"Obecny program bezwizowy nie odzwierciedla ani dzisiejszych stosunków strategicznych, ani bliskich historycznych związków między naszymi narodami i jest przestarzały" - napisał kandydat Partii Demokratycznej.
Kerry zwrócił uwagę, że problem wiz i cała polityka imigracyjna USA dotyczą także bezpieczeństwa USA.
"Jako prezydent, będę pracował z Polską i kwalifikującymi się (do zniesienia wiz - PAP) krajami Europy Środkowej i Wschodniej, aby stworzyć nowoczesne i odpowiadające aktualnym potrzebom warunki, które zrównoważą nasze wymagania dotyczące bezpieczeństwa z naszymi bliskimi więziami z tymi krajami" - oświadczył.

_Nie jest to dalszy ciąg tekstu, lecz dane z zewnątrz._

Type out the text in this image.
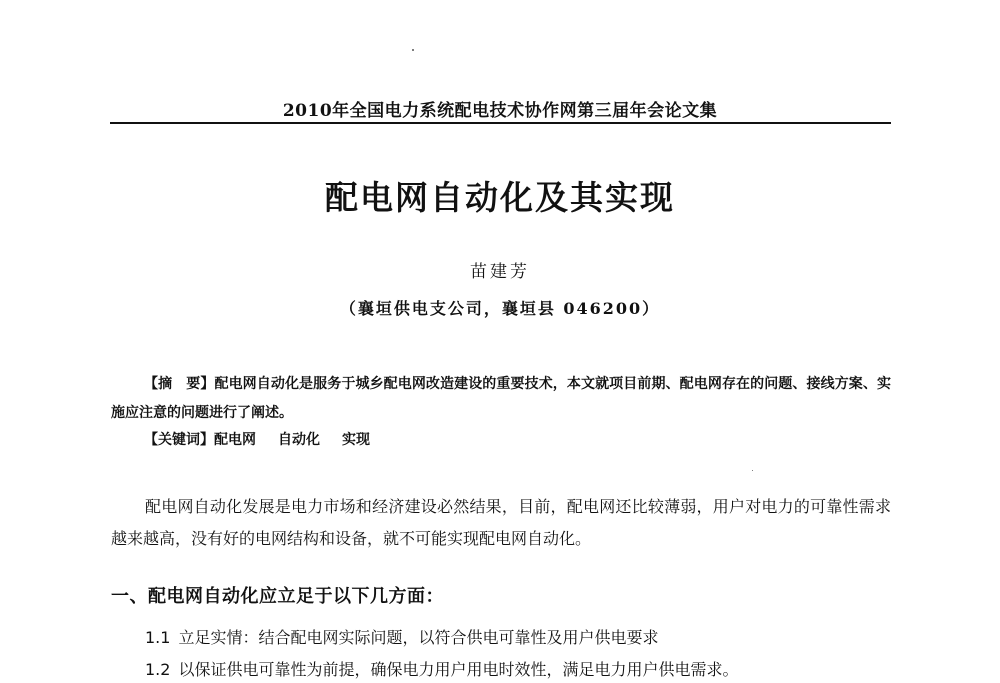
2010年全国电力系统配电技术协作网第三届年会论文集
配电网自动化及其实现
苗建芳
（襄垣供电支公司，襄垣县 046200）
【摘　要】配电网自动化是服务于城乡配电网改造建设的重要技术，本文就项目前期、配电网存在的问题、接线方案、实施应注意的问题进行了阐述。
【关键词】配电网 自动化 实现
配电网自动化发展是电力市场和经济建设必然结果，目前，配电网还比较薄弱，用户对电力的可靠性需求越来越高，没有好的电网结构和设备，就不可能实现配电网自动化。
一、配电网自动化应立足于以下几方面：
1.1 立足实情：结合配电网实际问题，以符合供电可靠性及用户供电要求
1.2 以保证供电可靠性为前提，确保电力用户用电时效性，满足电力用户供电需求。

"Doprowadzę do zrównoważenia naszych potrzeb w zakresie bezpieczeństwa z potrzebą unowocześnienia sposobu, w jaki ludzie podróżują z Polski i innych krajów Europy Środkowej i Wschodniej do USA" - czytamy w oświadczeniu.
W innym ogłoszonym w piątek oświadczeniu, skierowanym do Amerykanów polskiego pochodzenia, Kerry powtórzył wspomniane deklaracje na temat wiz.
Podkreślił w nim także, że po wejściu do NATO Polska "okazała się niezawodnym partnerem i gwarantem bezpieczeństwa sojuszu, z ochroną granic włącznie", a po wejściu do Unii Europejskiej, Polska i inni nowi członkowie UE "przyjęli zobowiązanie do zabezpieczenia zewnętrznych granic Unii".
Departament Stanu USA, poproszony o reakcję na oświadczenie Kerry?ego, odmówił jego bezpośredniego komentowania i powtórzył znane stanowisko administracji prezydenta George'a W.Busha w sprawie wiz.
Rzeczniczka Departamentu Stanu Margaret Squire, zapytana czy rząd USA jest za zniesieniem wiz dla Polaków, odpowiedziała: "Traktujemy poszczególne kraje osobno, na zasadzie indywidualnej. Jest ku temu wiele powodów. Jeżeli Polska się zakwalifikuje (do programu bezwizowego - PAP), to oczywiście jesteśmy za".
Przypomniała, że do zakwalifikowania się do programu bezwizowego, kraj musi spełniać "określone kryteria" i podkreśliła, że "przepisy wizowe są kwestią prawną", a nie polityczną.
W oświadczeniu do Polonii amerykańskiej Kerry przypomniał też udział polskich wojsk w operacji w Iraku i ofiary wśród żołnierzy i zarzucił Bushowi, że nie okazał należytej "wdzięczności Polsce za jej poświęcenie i lojalność, stosując wykręty wobec polskich firm (w Iraku)".
"Stanowczo uważam, że najlepszym sposobem zaangażowania naszych przyjaciół i sojuszników w przyszłość Iraku jest udzielenie im równego dostępu do wielomiliardowych kontraktów na odbudowę tego kraju. Zagwarantuję, że Polska będzie traktowana jak równy partner w powojennej odbudowie (Iraku)" - czytamy w oświadczeniu.